Tim Cox, a longtime close friend and fellow CA member, relates that Owen spent years developing a system of color theory adapted from color use by Tom Ryan and early 20th-century American painter Frank J. Reilly. Owen’s system allowed him to masterfully capture the atmosphere and feeling of any time of day — early morning, midday, sunset and even night. “Since Remington, we’ve acknowledged that nocturnes are extremely difficult to paint,” observes Schroeder, who considers two of Owen’s nocturnes, Moonlighters and Long Day, as prime examples in this respect.
Owen is also highly admired for his depiction of an ever-pervasive part of cowboy life: dust. “The light coming through that dust, many of us thought Tom Ryan was going to be the only guy able to do that, but Bill Owen did it,” Schroeder says of the sunset glow through a diffuse haze of dust in Looking for Short Age Calves.
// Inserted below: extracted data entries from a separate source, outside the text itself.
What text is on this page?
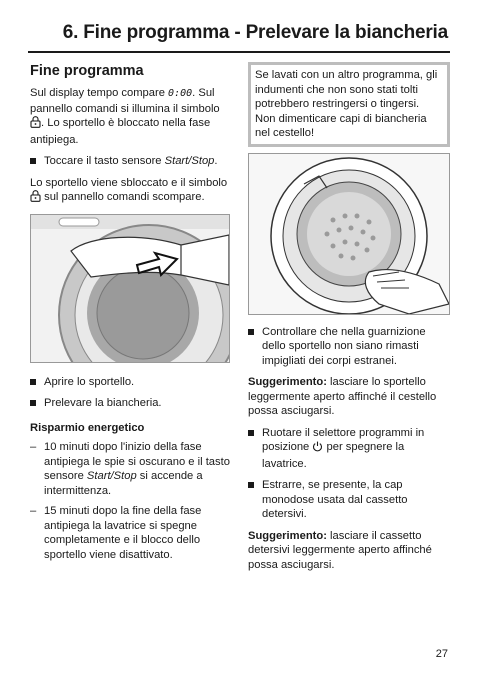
6. Fine programma - Prelevare la biancheria
Fine programma

Sul display tempo compare 0:00. Sul pannello comandi si illumina il simbolo . Lo sportello è bloccato nella fase antipiega.

Toccare il tasto sensore Start/Stop.

Lo sportello viene sbloccato e il simbolo  sul pannello comandi scompare.

Aprire lo sportello.
Prelevare la biancheria.
Risparmio energetico
– 10 minuti dopo l'inizio della fase antipiega le spie si oscurano e il tasto sensore Start/Stop si accende a intermittenza.
– 15 minuti dopo la fine della fase antipiega la lavatrice si spegne completamente e il blocco dello sportello viene disattivato.
Se lavati con un altro programma, gli indumenti che non sono stati tolti potrebbero restringersi o tingersi.
Non dimenticare capi di biancheria nel cestello!
Controllare che nella guarnizione dello sportello non siano rimasti impigliati dei corpi estranei.

Suggerimento: lasciare lo sportello leggermente aperto affinché il cestello possa asciugarsi.

Ruotare il selettore programmi in posizione  per spegnere la lavatrice.
Estrarre, se presente, la cap monodose usata dal cassetto detersivi.

Suggerimento: lasciare il cassetto detersivi leggermente aperto affinché possa asciugarsi.

27
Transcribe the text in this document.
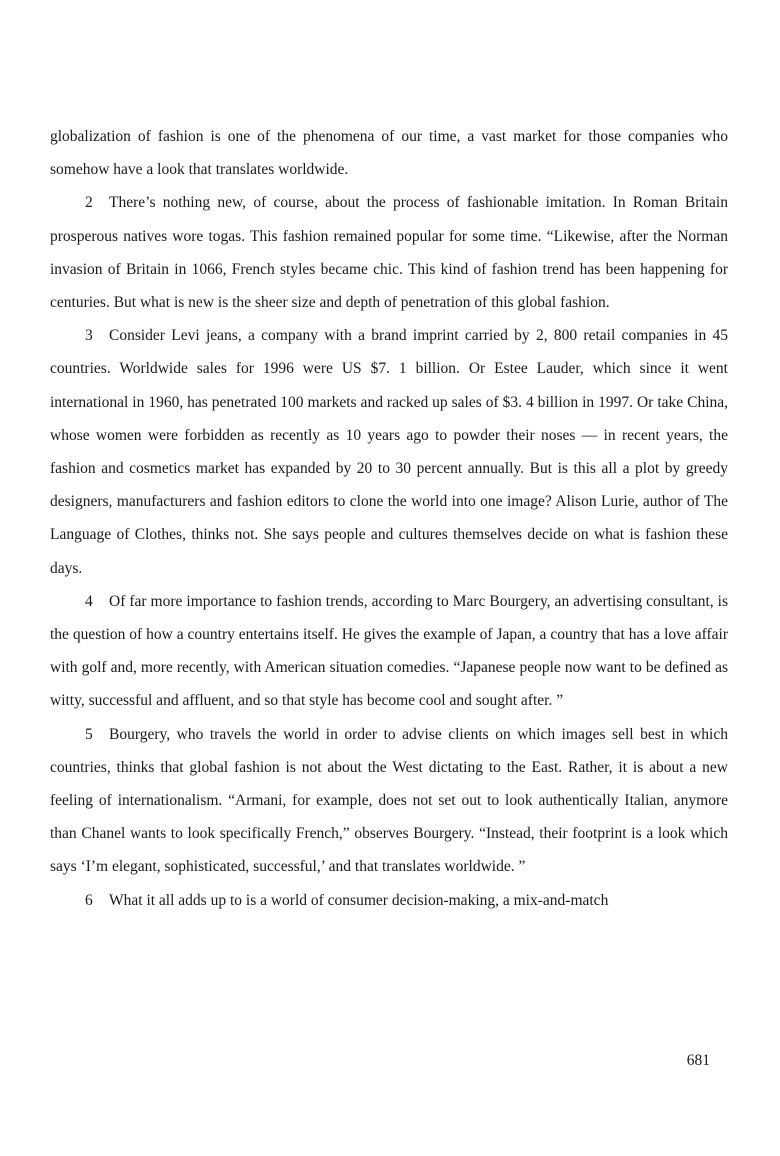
globalization of fashion is one of the phenomena of our time, a vast market for those companies who somehow have a look that translates worldwide.

2 There’s nothing new, of course, about the process of fashionable imitation. In Roman Britain prosperous natives wore togas. This fashion remained popular for some time. “Likewise, after the Norman invasion of Britain in 1066, French styles became chic. This kind of fashion trend has been happening for centuries. But what is new is the sheer size and depth of penetration of this global fashion.

3 Consider Levi jeans, a company with a brand imprint carried by 2, 800 retail companies in 45 countries. Worldwide sales for 1996 were US $7. 1 billion. Or Estee Lauder, which since it went international in 1960, has penetrated 100 markets and racked up sales of $3. 4 billion in 1997. Or take China, whose women were forbidden as recently as 10 years ago to powder their noses — in recent years, the fashion and cosmetics market has expanded by 20 to 30 percent annually. But is this all a plot by greedy designers, manufacturers and fashion editors to clone the world into one image? Alison Lurie, author of The Language of Clothes, thinks not. She says people and cultures themselves decide on what is fashion these days.

4 Of far more importance to fashion trends, according to Marc Bourgery, an advertising consultant, is the question of how a country entertains itself. He gives the example of Japan, a country that has a love affair with golf and, more recently, with American situation comedies. “Japanese people now want to be defined as witty, successful and affluent, and so that style has become cool and sought after. ”

5 Bourgery, who travels the world in order to advise clients on which images sell best in which countries, thinks that global fashion is not about the West dictating to the East. Rather, it is about a new feeling of internationalism. “Armani, for example, does not set out to look authentically Italian, anymore than Chanel wants to look specifically French,” observes Bourgery. “Instead, their footprint is a look which says ‘I’m elegant, sophisticated, successful,’ and that translates worldwide. ”

6 What it all adds up to is a world of consumer decision-making, a mix-and-match

681
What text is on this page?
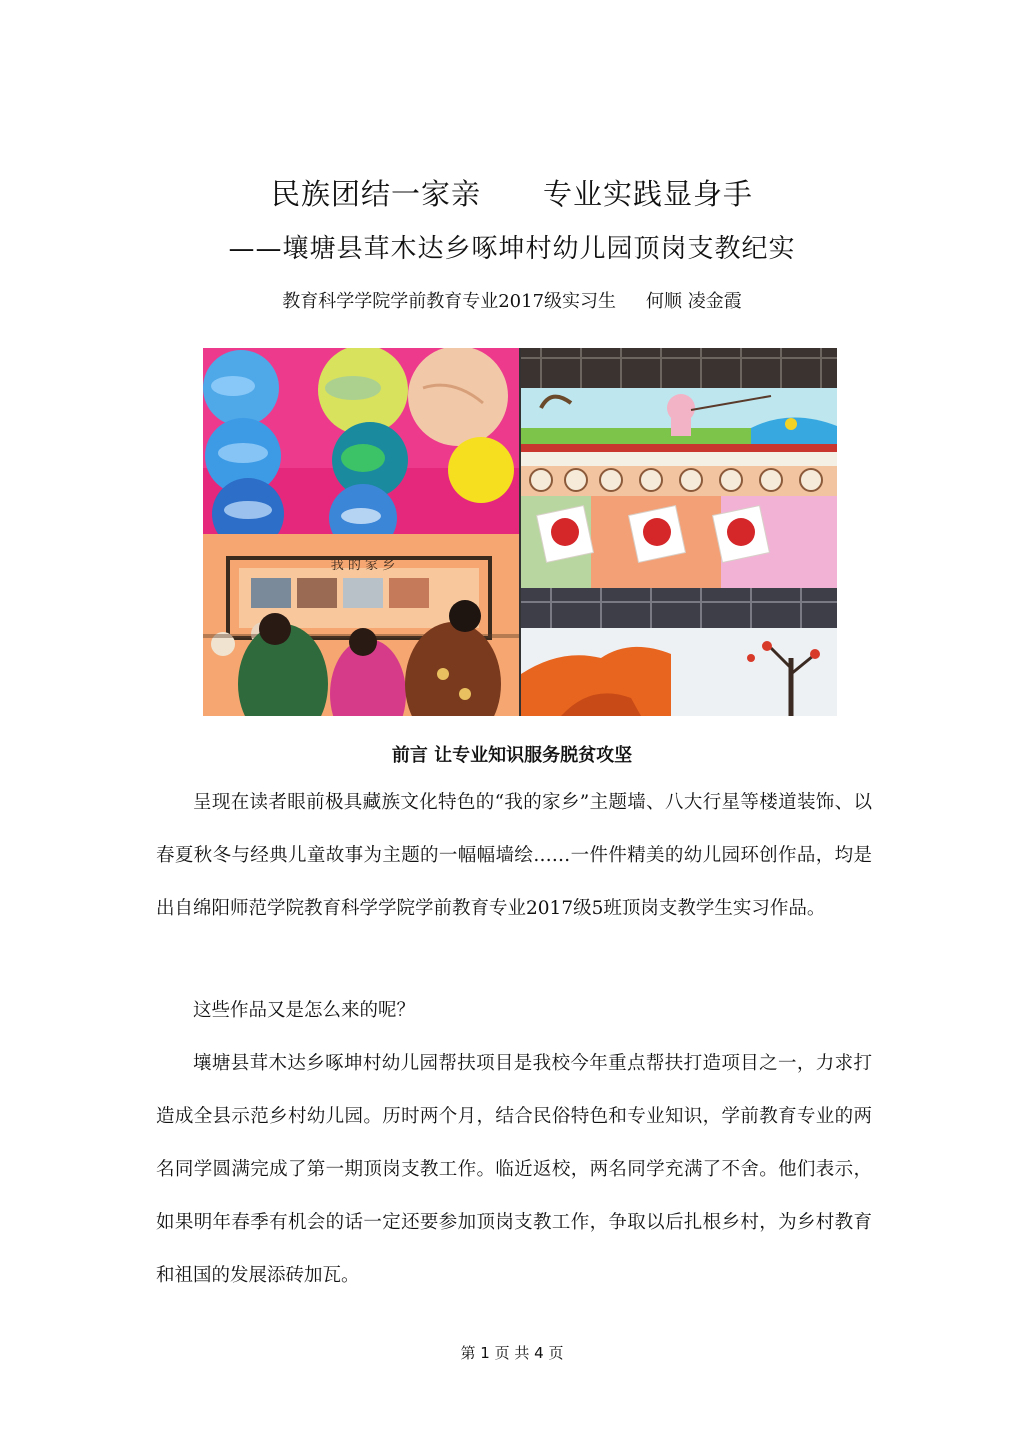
民族团结一家亲 专业实践显身手
——壤塘县茸木达乡啄坤村幼儿园顶岗支教纪实
教育科学学院学前教育专业2017级实习生 何顺 凌金霞
我 的 家 乡
前言 让专业知识服务脱贫攻坚

呈现在读者眼前极具藏族文化特色的“我的家乡”主题墙、八大行星等楼道装饰、以春夏秋冬与经典儿童故事为主题的一幅幅墙绘……一件件精美的幼儿园环创作品，均是出自绵阳师范学院教育科学学院学前教育专业2017级5班顶岗支教学生实习作品。

这些作品又是怎么来的呢？

壤塘县茸木达乡啄坤村幼儿园帮扶项目是我校今年重点帮扶打造项目之一，力求打造成全县示范乡村幼儿园。历时两个月，结合民俗特色和专业知识，学前教育专业的两名同学圆满完成了第一期顶岗支教工作。临近返校，两名同学充满了不舍。他们表示，如果明年春季有机会的话一定还要参加顶岗支教工作，争取以后扎根乡村，为乡村教育和祖国的发展添砖加瓦。

第 1 页 共 4 页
Yet what stands out most in any discussion of Owen’s art is his unassailable accuracy in the details of cowboy life. Phil Berkebile owns the Great American West Gallery in Grapevine, Texas, which represented Owen exclusively from 2012 until his passing. He remembers the painter talking about Leadin’ Out a Wild One and how some people would not believe a cowboy would cinch a wild bull so close to his horse. “But he said you have to or it won’t work. You run with it and the bull will run, too,” Berkebile recalls. That level of faithfulness to reality reflects the fact that Owen never painted a fabricated scene; every image was inspired by something he witnessed or experienced as a cowboy himself.
Aside from his painting skills, those who knew Bill Owen invariably mention his sense of humor and loyalty as a friend. An annual CA event is its members’ trail ride, a time for being together in the saddle and around the campfire. Grelle remembers the last trail ride Owen took part in, on a Texas ranch in the spring of 2013. As the spread-out string of mounted artists ambled along, Owen guided his horse up and down the line so he could talk and visit with each one. At one point as the riders were winding up a hill, Grelle turned around and spotted Owen on his horse hiding behind a cedar tree, ready to pop out and startle a friend. “That’s a really great memory,” he says, smiling. “Bill was a good guy.”
Cox, who was 17 when he first encountered Owen’s art on the cover of Western Horseman magazine in 1975, has equally treasured memories of quieter moments with his friend. He recalls many evenings on the Owens’ back porch in Kirkland, Arizona, as the two artists talked about life and watched while deer, coyotes or quail came to a rock-lined water feature to drink. “He was thoughtful and had a deep spiritual side,” Cox says. “Bill will be remembered, like Charlie Russell, as one who told the true story of the West and the time that he lived it.”